Wednesday, 4 October 2017: 11:20
National Harbor 11 (Gaylord National Resort and Convention Center)
M. L. Heien (University of Arizona)
Complex behaviors depend on the coordination of the activities of ensembles of neurons and the release of neuromodulators such as dopamine. The mechanisms underlying such coordination are not well-understood due to a lack of instrumentation for combined and real-time monitoring of neuromodulator release and the activities of large ensembles of neurons. Here I describe a measurement platform that allows for the combined monitoring of electrophysiology from a high-density electrode array and dopamine dynamics from a carbon-fiber microelectrode. Integration of these two measurement systems was achieved through modification of the existing instrumentation. A shared grounded reference electrode was used in both systems to minimize electrical interference.
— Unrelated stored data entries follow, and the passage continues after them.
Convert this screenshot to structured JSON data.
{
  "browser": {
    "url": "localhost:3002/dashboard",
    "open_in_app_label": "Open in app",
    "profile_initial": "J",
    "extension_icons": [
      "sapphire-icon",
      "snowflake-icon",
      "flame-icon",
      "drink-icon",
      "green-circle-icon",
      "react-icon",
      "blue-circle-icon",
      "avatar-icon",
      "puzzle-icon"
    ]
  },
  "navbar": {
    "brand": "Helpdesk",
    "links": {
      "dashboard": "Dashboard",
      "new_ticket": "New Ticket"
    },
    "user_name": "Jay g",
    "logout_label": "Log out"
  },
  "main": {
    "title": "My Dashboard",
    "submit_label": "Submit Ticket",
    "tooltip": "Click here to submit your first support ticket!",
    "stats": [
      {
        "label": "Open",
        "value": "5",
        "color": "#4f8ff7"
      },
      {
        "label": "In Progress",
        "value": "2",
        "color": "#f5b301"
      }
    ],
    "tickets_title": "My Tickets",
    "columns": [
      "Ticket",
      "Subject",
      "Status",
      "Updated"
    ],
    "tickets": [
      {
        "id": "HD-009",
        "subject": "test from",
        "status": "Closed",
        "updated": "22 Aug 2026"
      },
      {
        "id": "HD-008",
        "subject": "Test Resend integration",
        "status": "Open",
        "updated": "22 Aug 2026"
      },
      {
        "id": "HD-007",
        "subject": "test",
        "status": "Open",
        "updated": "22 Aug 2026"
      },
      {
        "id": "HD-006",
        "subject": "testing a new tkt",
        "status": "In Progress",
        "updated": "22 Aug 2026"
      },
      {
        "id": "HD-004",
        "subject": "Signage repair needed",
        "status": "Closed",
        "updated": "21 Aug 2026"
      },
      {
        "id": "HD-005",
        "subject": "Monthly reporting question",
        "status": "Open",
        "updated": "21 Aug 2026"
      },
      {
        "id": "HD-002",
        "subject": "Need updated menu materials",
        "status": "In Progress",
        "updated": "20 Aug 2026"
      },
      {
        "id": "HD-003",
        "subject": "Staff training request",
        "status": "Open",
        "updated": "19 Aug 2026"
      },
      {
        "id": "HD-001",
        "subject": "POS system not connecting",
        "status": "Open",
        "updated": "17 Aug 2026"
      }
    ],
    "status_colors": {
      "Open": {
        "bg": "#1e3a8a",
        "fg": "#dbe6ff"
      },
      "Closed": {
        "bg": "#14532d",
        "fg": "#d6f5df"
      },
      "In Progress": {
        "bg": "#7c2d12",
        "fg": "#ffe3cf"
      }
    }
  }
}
Further, an optional solid-state-relay array positioned between the electrophysiological electrode array and amplifiers was added to provide additional electrical isolation. The capacity of the integrated measurement platform, termed DANA (Dopamine And Neural Activity), to measure action potentials (high frequency) and local-field oscillations (low frequency) was characterized in vitro using an artificial cerebral spinal fluid gelatin. In vivo recordings from the DANA platform in anesthetized rats demonstrated the ability of the system for near-simultaneous measurement of dopamine release and activity from multiple neurons both in distant brain regions (striatum and hippocampus) and within the same brain region (striatum). Furthermore, this system was shown to be sufficiently compact to measure activity in freely moving animals through recording of single-neuron activity, high-frequency local-field oscillations, and dopamine release.
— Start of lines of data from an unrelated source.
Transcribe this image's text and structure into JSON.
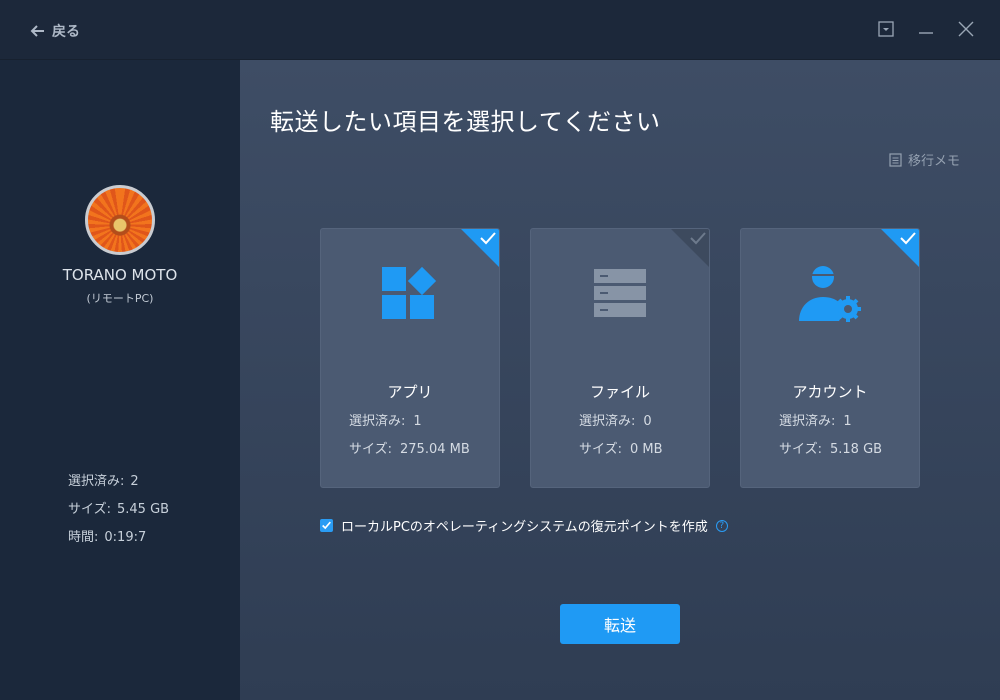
{
  "titlebar": {
    "back_label": "戻る"
  },
  "sidebar": {
    "pc_name": "TORANO MOTO",
    "pc_sub": "(リモートPC)",
    "stats": [
      {
        "label": "選択済み:",
        "value": "2"
      },
      {
        "label": "サイズ:",
        "value": "5.45 GB"
      },
      {
        "label": "時間:",
        "value": "0:19:7"
      }
    ]
  },
  "main": {
    "title": "転送したい項目を選択してください",
    "memo_label": "移行メモ",
    "cards": [
      {
        "label": "アプリ",
        "selected_label": "選択済み:",
        "selected_value": "1",
        "size_label": "サイズ:",
        "size_value": "275.04 MB",
        "checked": true
      },
      {
        "label": "ファイル",
        "selected_label": "選択済み:",
        "selected_value": "0",
        "size_label": "サイズ:",
        "size_value": "0 MB",
        "checked": false
      },
      {
        "label": "アカウント",
        "selected_label": "選択済み:",
        "selected_value": "1",
        "size_label": "サイズ:",
        "size_value": "5.18 GB",
        "checked": true
      }
    ],
    "restore_label": "ローカルPCのオペレーティングシステムの復元ポイントを作成",
    "help_glyph": "?",
    "transfer_label": "転送"
  },
  "colors": {
    "accent": "#1f9af4",
    "sidebar_bg": "#1b283b",
    "card_bg": "#4b5a72"
  },
  "icons": [
    "arrow-left-icon",
    "dropdown-icon",
    "minimize-icon",
    "close-icon",
    "memo-icon",
    "apps-icon",
    "files-icon",
    "account-icon",
    "check-icon"
  ]
}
Fast scan cyclic voltammetry has been used extensively to monitor dynamic changes in neurotransmitters (e.g. dopamine, serotonin, norepinephrine) in real time. However, these measurements are limited in terms of the number of implantable sensors. This does not allow the coordinated chemical communication and interactions between groups of neurons to be mapped in the same animal. Additioanally, we present arrays of electrodes with biocompatible conducting polymers capable of measuring biogenic amines. Metal wires are coated with the electrochemical polymerization of the monomer 3,4-ethylenedioxythiophene (EDOT). After baking and rinsing, a film with a positively charged polymer backbone balanced by negatively charged tosylate ions is formed. These electrodes can then be easily integrated in mass-producible arrays, brining voltammetry on par with multiple probe recordings common in electrophysiology. These voltammetric recordings also require custom instrumentation that integrates low-noise operational amplifiers with high-performance data acquisition cards and software. The system presented is capable of recording from eight channels (with appropriate instrumentation). By electrically isolating each channel, they can be independently addressed and a different neurotransmitter can be measured at each sensor. This greatly increases the ability to map neurotransmitter release in the brain of animals in real time. Data measuring both dopamine and serotonin in different brain regions is presented.